Raw intuition and instinct – that’s what fascinates me the most. The Mayans and other ancients – the Sumerians and Babylonians and Egyptians and North American Indians and Greeks and tribes scattered among the islands of the South Pacific and throughout Africa – had devised theological systems and theories of the natural world based strictly on intuition and instinct.
For instance, the atomists of ancient Greece had correctly intuited that matter is comprised of infinitesimally small particles, the atom and its constituents. To me, that’s pretty damn amazing. Of course, they had incorrectly intuited many other things, as well; to read the pre-B.C. text called “On the Nature of the Universe,” by a Roman Epicurean philosopher named Lucretius, is fabulous entertainment.
The ancients lived close to the earth. At nite, they sat beneath the stars and riddled over the moon. They relied on rivers for water and fish; on woods for timber and game; on the land for crops and shelter. The purity of it intrigues me.
Distance motorcycling is, in a sense, an avenue to instinct. I am challenged to live close to the earth, to exploit my surroundings, and to make decisions based on gut feel and dead reckoning. The stakes are amped. I feel nowhere and no time closer to the heart of things than I do while motorcycling.
The piece of paper is torn and tattered and stained. It has accompanied me for more than 75,000 miles of motorcycling. I keep it in my tankbag: “Four Elements Medicine Wheel Prayer,” a poem by a psychedelic ‘60s figure named Ralph Metzner. It begins:
Great Spirit of the North
Invisible Spirit of the Air
And of the fresh, cool winds
Vast and boundless Grandfather Sky
Your living breath animates all life
Yours is the power of clarity and strength
Power to hear the inner sounds
To sweep out the old patterns
And to bring change and challenge
Amid the silent grandeur of Copan, I felt just a bit closer to something timeless and true.
* * *
The pterodactyls and the Neanderthals, the mastodon and the sabre-toothed tiger, the Babylonians and the Thessalonians, the Washington Senators and Montgomery Ward, the pet rock and the E-Z Bake Oven: All gone, except for what relics might be found on eBay. The Mayan civilization at Copan, too, declined and fell. Is it a natural cycle, a bell curve, the caprice of chaos theory?
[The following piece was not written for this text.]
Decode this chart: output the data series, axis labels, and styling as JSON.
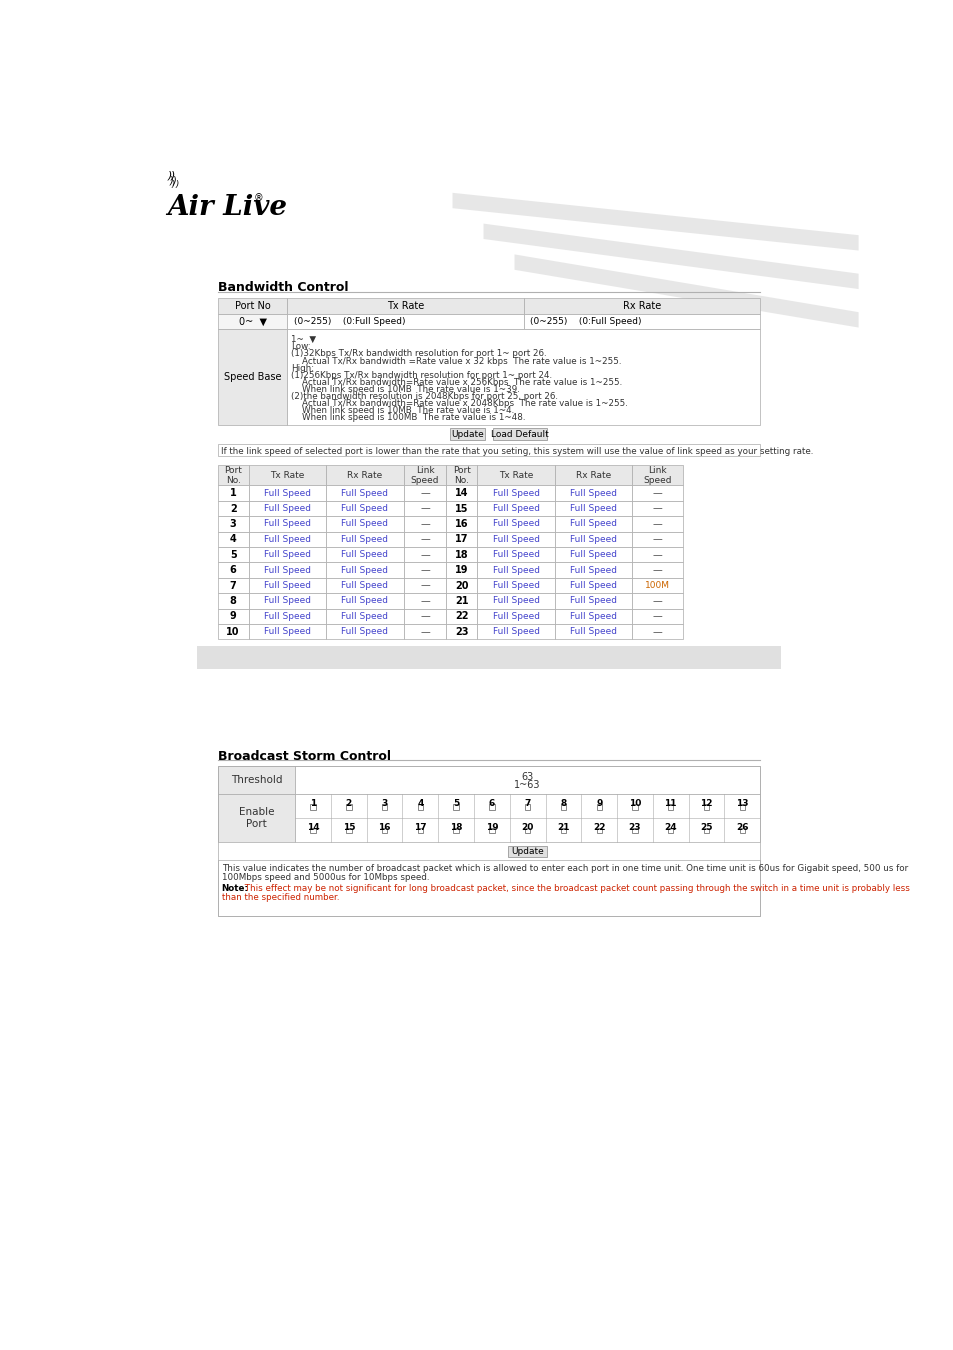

As Saul described Copan’s demise, from a peak of an estimated 20,000 people, Bill Shockley articulated the parallel that was obvious to everyone. “Sounds like the United States,” he said.
According to Saul, population growth and a drought and crop shortage and vanishing fauna set the wheels in motion sometime after 750 A.D. Political power struggles and revolt by the lower echelons of society followed.
In tandem came dissolution and decay and intoxication. Some plant-picker discovered a hallucinogen, and pretty soon everyone was stoned. There in the Copan amphitheatre, it was easy to imagine bacchanal festivities consuming this culture, much in the way that they did Rome.
I pictured sensual nocturnal excess, with blazing torches and outrageous garb and a pounding, primitive, tribal music and brown-skinned, bare-breasted Mayan girls prancing about like sprites. (It was a tantalizing thought. For the first time, I sort of missed San Francisco).
In time, the jungle reclaimed Copan, and buried for centuries what man had made.